Conforme o órgão, o reconhecimento de campo é uma etapa essencial do método, pois permite confirmar ou, quando necessário, ajustar a localização de cada ponto de soltura, reduzindo a possibilidade de contratempos durante a liberação dos mosquitos. Durante a vistoria, os servidores percorreram as rotas previstas simulando a operação e verificaram situações que possam exigir adequações, como ruas de difícil acesso, locais onde os veículos não conseguem entrar e outros pontos críticos.
Ao todo, o município contará com 3.338 pontos de soltura, distribuídos nas áreas contempladas pelo programa. Cada um deles receberá cerca de 150 mosquitos durante as liberações, que serão realizadas de forma planejada e monitorada pelas equipes técnicas. Nessa primeira fase, os bairros contemplados são Cidade Nova, São João, São Vicente e Cordeiros.
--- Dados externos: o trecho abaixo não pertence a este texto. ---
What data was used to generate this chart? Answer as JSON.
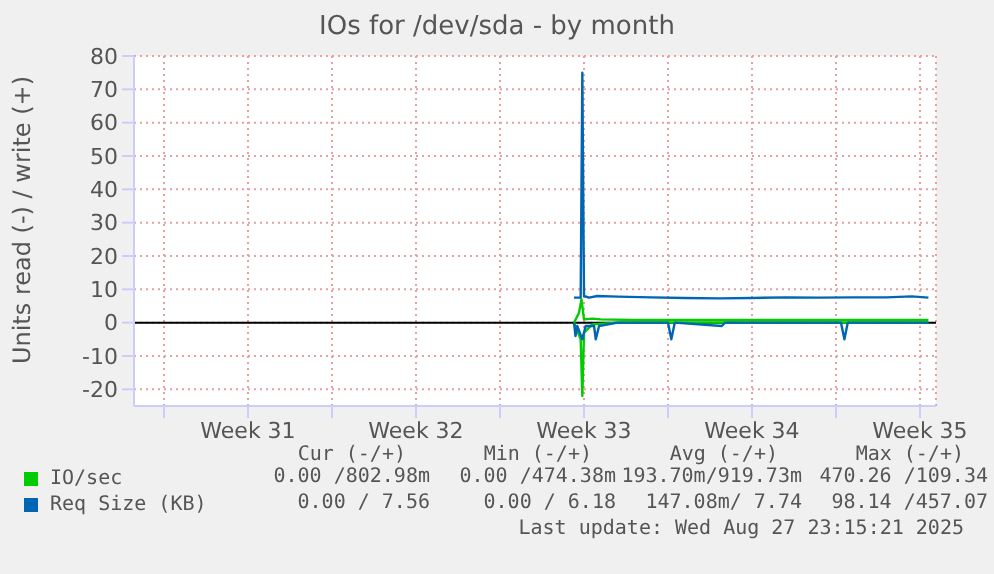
{
  "chart_data": {
    "type": "line",
    "title": "IOs for /dev/sda - by month",
    "ylabel": "Units read (-) / write (+)",
    "xlim": [
      "--07-26T18:00",
      "--08-29T04:00"
    ],
    "xticks": [
      {
        "value": "--07-28T00:00",
        "label": null
      },
      {
        "value": "--07-31T12:00",
        "label": "Week 31"
      },
      {
        "value": "--08-04T00:00",
        "label": null
      },
      {
        "value": "--08-07T12:00",
        "label": "Week 32"
      },
      {
        "value": "--08-11T00:00",
        "label": null
      },
      {
        "value": "--08-14T12:00",
        "label": "Week 33"
      },
      {
        "value": "--08-18T00:00",
        "label": null
      },
      {
        "value": "--08-21T12:00",
        "label": "Week 34"
      },
      {
        "value": "--08-25T00:00",
        "label": null
      },
      {
        "value": "--08-28T12:00",
        "label": "Week 35"
      }
    ],
    "ylim": [
      -25,
      80
    ],
    "yticks": [
      -20,
      -10,
      0,
      10,
      20,
      30,
      40,
      50,
      60,
      70,
      80
    ],
    "grid": true,
    "legend": "bottom left",
    "marker": "none",
    "line_style": "solid",
    "ref_lines": [
      {
        "axis": "y",
        "value": 0,
        "color": "#000000"
      }
    ],
    "series": [
      {
        "name": "IO/sec",
        "color": "#00cc00",
        "x": [
          "--08-14T02:00",
          "--08-14T07:00",
          "--08-14T09:30",
          "--08-14T12:00",
          "--08-14T20:25",
          "--08-15T04:50",
          "--08-16T14:25",
          "--08-18T16:50",
          "--08-21T12:00",
          "--08-25T00:00",
          "--08-28T20:25"
        ],
        "values": [
          0,
          3,
          7,
          1,
          1.2,
          1,
          0.8,
          0.8,
          0.8,
          0.8,
          0.8
        ]
      },
      {
        "color": "#00cc00",
        "x": [
          "--08-14T02:00",
          "--08-14T08:40",
          "--08-14T10:20",
          "--08-14T12:00",
          "--08-14T20:25",
          "--08-15T21:35",
          "--08-28T20:25"
        ],
        "values": [
          0,
          -5,
          -22,
          -3,
          -0.5,
          0,
          0
        ]
      },
      {
        "name": "Req Size (KB)",
        "color": "#0066b3",
        "x": [
          "--08-14T02:00",
          "--08-14T08:40",
          "--08-14T10:20",
          "--08-14T12:00",
          "--08-14T17:00",
          "--08-15T01:25",
          "--08-15T21:35",
          "--08-17T07:10",
          "--08-18T16:50",
          "--08-20T02:25",
          "--08-21T12:00",
          "--08-22T21:35",
          "--08-24T07:10",
          "--08-25T16:50",
          "--08-27T02:25",
          "--08-28T03:35",
          "--08-28T20:25"
        ],
        "values": [
          7.5,
          7.5,
          75,
          8,
          7.5,
          8,
          7.8,
          7.6,
          7.4,
          7.3,
          7.4,
          7.6,
          7.5,
          7.6,
          7.6,
          7.9,
          7.5
        ]
      },
      {
        "color": "#0066b3",
        "x": [
          "--08-14T02:00",
          "--08-14T03:30",
          "--08-14T05:15",
          "--08-14T10:20",
          "--08-14T13:40",
          "--08-14T22:05",
          "--08-14T23:45",
          "--08-15T03:05",
          "--08-15T21:35",
          "--08-18T00:00",
          "--08-18T03:20",
          "--08-18T06:45",
          "--08-20T05:45",
          "--08-20T09:05",
          "--08-25T05:00",
          "--08-25T08:25",
          "--08-25T11:45",
          "--08-28T20:25"
        ],
        "values": [
          0,
          -4,
          -1,
          -5,
          -1,
          -1,
          -5,
          -1,
          0,
          0,
          -5,
          0,
          -1,
          0,
          0,
          -5,
          0,
          0
        ]
      }
    ],
    "annotations": [
      "Cur (-/+)",
      "Min (-/+)",
      "Avg (-/+)",
      "Max (-/+)",
      "0.00 /802.98m",
      "0.00 /474.38m",
      "193.70m/919.73m",
      "470.26 /109.34",
      "0.00 / 7.56",
      "0.00 / 6.18",
      "147.08m/ 7.74",
      "98.14 /457.07",
      "Last update: Wed Aug 27 23:15:21 2025"
    ]
  }
}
O método é uma estratégia inovadora de combate às arboviroses. A Wolbachia é uma bactéria presente naturalmente em cerca de 60% das espécies de insetos, mas não no Aedes aegypti. Quando introduzida nesse mosquito, ela impede que os vírus da dengue, zika e chikungunya se multipliquem em seu organismo, reduzindo significativamente sua capacidade de transmissão. A bactéria é transmitida para as gerações seguintes dos mosquitos, fazendo com que, ao longo do tempo, a população local do inseto passe a carregar essa característica.
A tecnologia já é utilizada em diversas cidades brasileiras. Em Santa Catarina, Joinville foi a primeira a implantar o método e se tornou referência estadual na utilização da iniciativa. Os resultados observados no município contribuíram para validar a expansão da estratégia para outras cidades catarinenses, entre elas Itajaí.
Além da implantação do programa, o município contará com um laboratório próprio para o cultivo dos mosquitos com a bactéria. A estrutura dará suporte à execução da iniciativa e fortalecerá a capacidade técnica local, contribuindo para o desenvolvimento de pesquisas e ações de vigilância em saúde.
Mesmo com a adoção da nova tecnologia, a participação da população continua sendo indispensável. A eliminação de recipientes que acumulam água permanece como a principal medida para evitar a proliferação do mosquito e reforçar o combate à dengue.